The Victorian opposition’s new leader John PesuttoCredit:Elke Meitzel
Ed Coper, co-founder of Populares, said Labor was able to use social media advertising to “circumvent the narrative” in some parts of the media and from the opposition about Daniel Andrews’ perceived unpopularity as well as the anti-lockdown element in the community.
While Labor outspent the Liberals 2:1 in its total advertising on Facebook and Instagram, the opposition spent a combined total of about $100,000 on social media ads in the five key seats in Melbourne’s east (Ashwood, Box Hill, Glen Waverley, Ringwood, Bayswater), which was more than Labor, but it was unable to win any of the seats.
Of the 11 seats where the Liberals spent more than $20,000 on social media ads, the party only managed to pick up one extra seat, Hawthorn.
Pesutto, who represents Hawthorn and was recently elected as opposition leader, told The Age, that while the Liberal Party’s digital profile had improved, it trailed Labor’s.
"We want to be even stronger on social media and I think if you look seat by seat, we trail and we should be doing better," he said.
Digital campaigning has become a vital tool for political parties with the Liberal Party’s own review of its 2018 election loss receiving several submissions, which the review said highlighted “deficiencies in the Party’s advertising social media and other outreach activities to voters”.
Coper said that during the 2022 election the Liberal Party had failed to create “bespoke content” that would engage social media users and often resorted to simply running television commercials online.

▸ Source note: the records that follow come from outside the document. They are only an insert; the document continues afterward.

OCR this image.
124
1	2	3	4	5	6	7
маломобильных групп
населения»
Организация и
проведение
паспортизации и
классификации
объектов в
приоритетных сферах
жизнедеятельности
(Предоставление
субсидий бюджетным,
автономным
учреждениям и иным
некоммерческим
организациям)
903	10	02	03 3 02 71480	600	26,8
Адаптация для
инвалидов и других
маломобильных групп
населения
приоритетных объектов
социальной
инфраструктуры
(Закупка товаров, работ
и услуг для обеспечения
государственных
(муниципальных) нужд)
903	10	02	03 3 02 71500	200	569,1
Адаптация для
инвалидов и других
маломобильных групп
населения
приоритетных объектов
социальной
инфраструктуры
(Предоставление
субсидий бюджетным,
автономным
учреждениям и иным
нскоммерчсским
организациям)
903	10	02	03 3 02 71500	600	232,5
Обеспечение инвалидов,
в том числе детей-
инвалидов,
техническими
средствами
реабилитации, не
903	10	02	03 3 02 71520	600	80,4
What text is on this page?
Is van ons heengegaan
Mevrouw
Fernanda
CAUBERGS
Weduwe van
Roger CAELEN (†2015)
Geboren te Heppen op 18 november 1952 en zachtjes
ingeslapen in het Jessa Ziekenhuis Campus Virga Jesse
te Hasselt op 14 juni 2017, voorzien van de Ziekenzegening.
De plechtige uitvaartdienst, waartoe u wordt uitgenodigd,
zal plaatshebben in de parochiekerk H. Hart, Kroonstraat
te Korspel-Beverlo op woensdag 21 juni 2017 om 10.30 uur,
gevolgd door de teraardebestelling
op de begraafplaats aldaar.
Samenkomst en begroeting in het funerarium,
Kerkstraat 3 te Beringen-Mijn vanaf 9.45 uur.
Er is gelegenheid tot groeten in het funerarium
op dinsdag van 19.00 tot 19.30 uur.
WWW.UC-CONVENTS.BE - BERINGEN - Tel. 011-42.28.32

”The Andrews government has always been the high watermark in terms of digital advertising in Australia and the Victorian Liberals are competing against a party that understands it the best,” he said.
Four teal independent candidates backed by Simon Holmes a Court’s Climate 200 group spent an estimated $128,000 bombarding social media users in Mornington, Kew, Hawthorn and Caulfield, which were all won by the Liberal Party.

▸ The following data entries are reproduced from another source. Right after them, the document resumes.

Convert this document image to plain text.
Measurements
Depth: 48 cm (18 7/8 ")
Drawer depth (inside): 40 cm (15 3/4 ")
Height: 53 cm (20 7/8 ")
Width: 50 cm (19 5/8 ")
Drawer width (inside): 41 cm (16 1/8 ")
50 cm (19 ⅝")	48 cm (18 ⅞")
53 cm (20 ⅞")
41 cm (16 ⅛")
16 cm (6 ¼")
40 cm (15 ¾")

Coper told The Age while the independents tried to emulate the success of teal candidates at May's federal election, they were hindered by donation laws, a shorter lead-up time and a different political landscape.

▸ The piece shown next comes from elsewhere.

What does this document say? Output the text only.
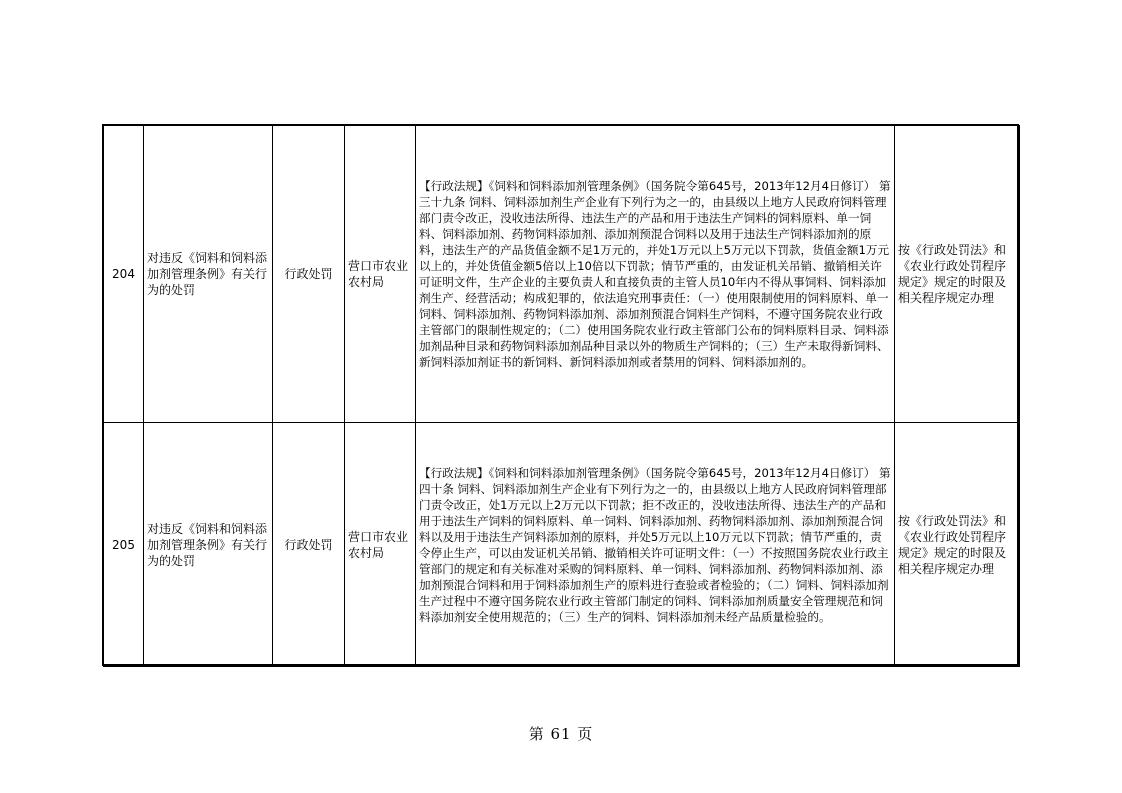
204	对违反《饲料和饲料添加剂管理条例》有关行为的处罚	行政处罚	营口市农业农村局	【行政法规】《饲料和饲料添加剂管理条例》（国务院令第645号，2013年12月4日修订） 第三十九条 饲料、饲料添加剂生产企业有下列行为之一的，由县级以上地方人民政府饲料管理部门责令改正，没收违法所得、违法生产的产品和用于违法生产饲料的饲料原料、单一饲料、饲料添加剂、药物饲料添加剂、添加剂预混合饲料以及用于违法生产饲料添加剂的原料，违法生产的产品货值金额不足1万元的，并处1万元以上5万元以下罚款，货值金额1万元以上的，并处货值金额5倍以上10倍以下罚款；情节严重的，由发证机关吊销、撤销相关许可证明文件，生产企业的主要负责人和直接负责的主管人员10年内不得从事饲料、饲料添加剂生产、经营活动；构成犯罪的，依法追究刑事责任：（一）使用限制使用的饲料原料、单一饲料、饲料添加剂、药物饲料添加剂、添加剂预混合饲料生产饲料，不遵守国务院农业行政主管部门的限制性规定的；（二）使用国务院农业行政主管部门公布的饲料原料目录、饲料添加剂品种目录和药物饲料添加剂品种目录以外的物质生产饲料的；（三）生产未取得新饲料、新饲料添加剂证书的新饲料、新饲料添加剂或者禁用的饲料、饲料添加剂的。	按《行政处罚法》和《农业行政处罚程序规定》规定的时限及相关程序规定办理
205	对违反《饲料和饲料添加剂管理条例》有关行为的处罚	行政处罚	营口市农业农村局	【行政法规】《饲料和饲料添加剂管理条例》（国务院令第645号，2013年12月4日修订） 第四十条 饲料、饲料添加剂生产企业有下列行为之一的，由县级以上地方人民政府饲料管理部门责令改正，处1万元以上2万元以下罚款；拒不改正的，没收违法所得、违法生产的产品和用于违法生产饲料的饲料原料、单一饲料、饲料添加剂、药物饲料添加剂、添加剂预混合饲料以及用于违法生产饲料添加剂的原料，并处5万元以上10万元以下罚款；情节严重的，责令停止生产，可以由发证机关吊销、撤销相关许可证明文件：（一）不按照国务院农业行政主管部门的规定和有关标准对采购的饲料原料、单一饲料、饲料添加剂、药物饲料添加剂、添加剂预混合饲料和用于饲料添加剂生产的原料进行查验或者检验的；（二）饲料、饲料添加剂生产过程中不遵守国务院农业行政主管部门制定的饲料、饲料添加剂质量安全管理规范和饲料添加剂安全使用规范的；（三）生产的饲料、饲料添加剂未经产品质量检验的。	按《行政处罚法》和《农业行政处罚程序规定》规定的时限及相关程序规定办理
第 61 页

He said their heavily digital advertising spend “wasn’t for no gain”, pointing to three independents who secured more than 20 per cent of the primary vote which he said was “largely due to their digital spend”.
The National Party had one of the lowest digital advertising budgets, ploughing about $80,000 into social media ads. But the junior Coalition partner spent about half its budget on just three seats — Shepparton, Mildura and Morwell — which it won.